Vienio i Edyta Pazura przygotowali shakshukę oraz placki. Małgorzata i Beata przygotowały m.in. jajecznicę oraz barszcz grzybowy i francuskie tosty z kawą. Tomasz i Piotr zrobili mus z kaszy jaglanej, owocowy chłodnik i lemoniadę pietruszkową. Rafał i Andrzej zrobili m.in. grzankę z bekonem i tosty z pomidorem oraz z szynką. Anita i Olga przyrządziły Carpraccio z buraków, jajka zapiekane oraz sałatkę z wędzonym łososiem, owsiankę i koktajl z banana i ziemniaków.
Wojciech Modest Amaro od razu przyznał, że było tak dobrze, iż uczestnicy przekroczyli oczekiwania jury.

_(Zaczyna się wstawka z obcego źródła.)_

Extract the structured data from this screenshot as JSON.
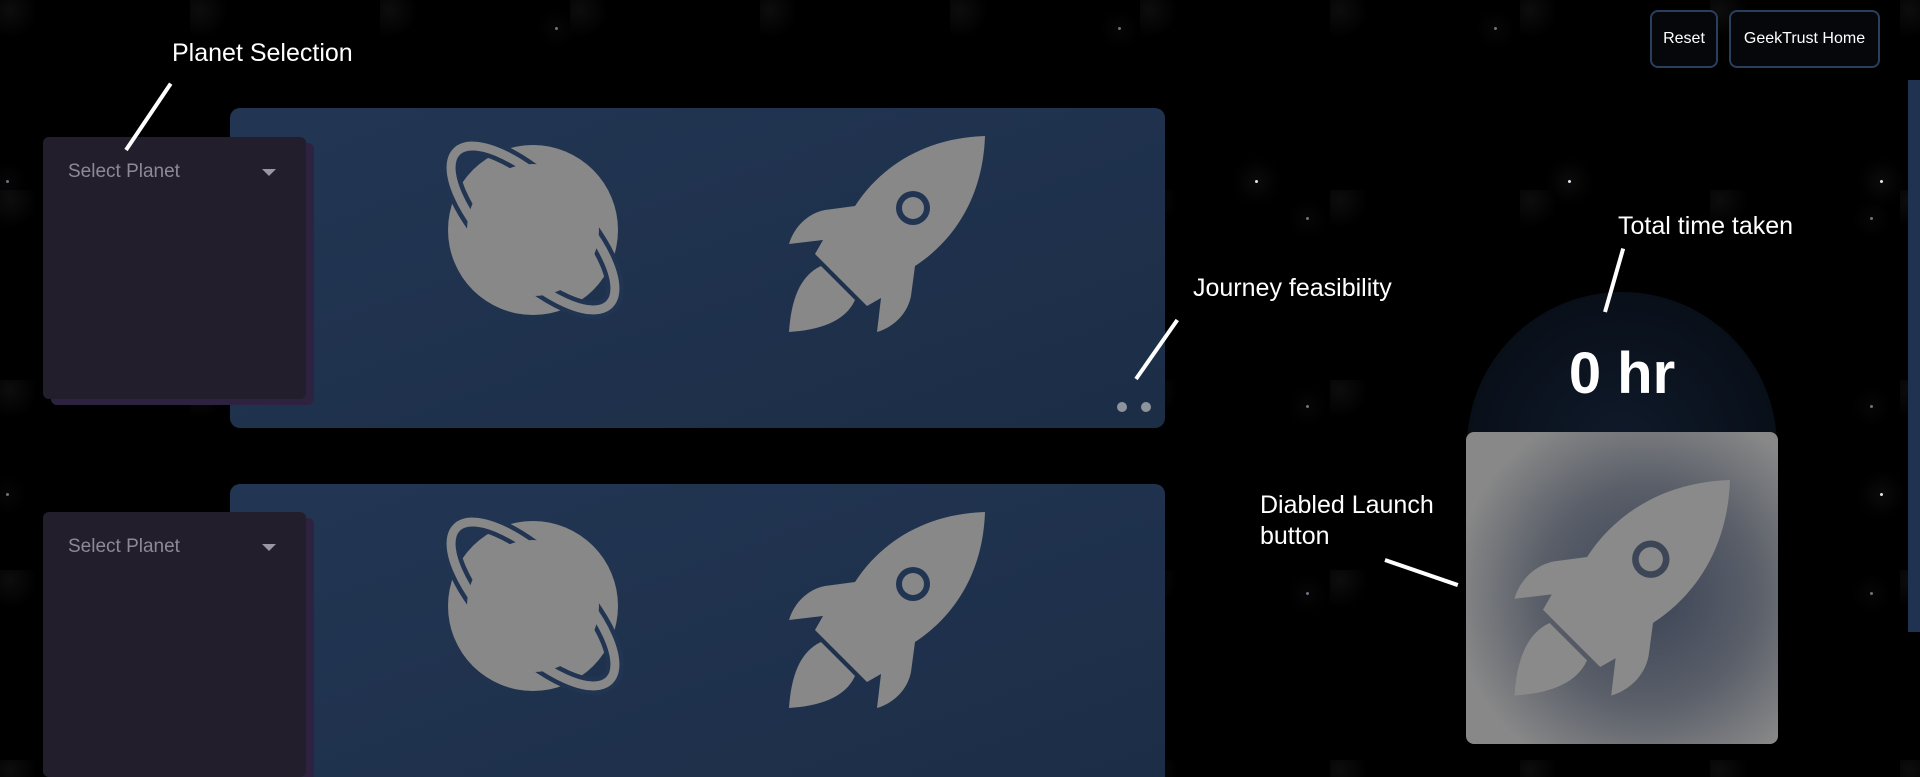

Nikt nie zasłużył na dogrywkę i wszyscy uczestnicy byli bezpieczni!
CZYTAJ TAKŻE:
W kolejnym zadaniu uczestnicy przeszli do dania głównego. Przyszedł czas na sztafetę - temat konkurencji poznała tylko osoba, która rozpoczęła zadanie, a na resztę uczestników czekało coś w rodzaju "głuchego telefonu". Uczestników podzielono na dwa 5-osobowe zespoły, a każdy uczestnik w kuchni będzie przebywał 9 minut. Na kapitanów drużyn wybrano Tomka i Vienia.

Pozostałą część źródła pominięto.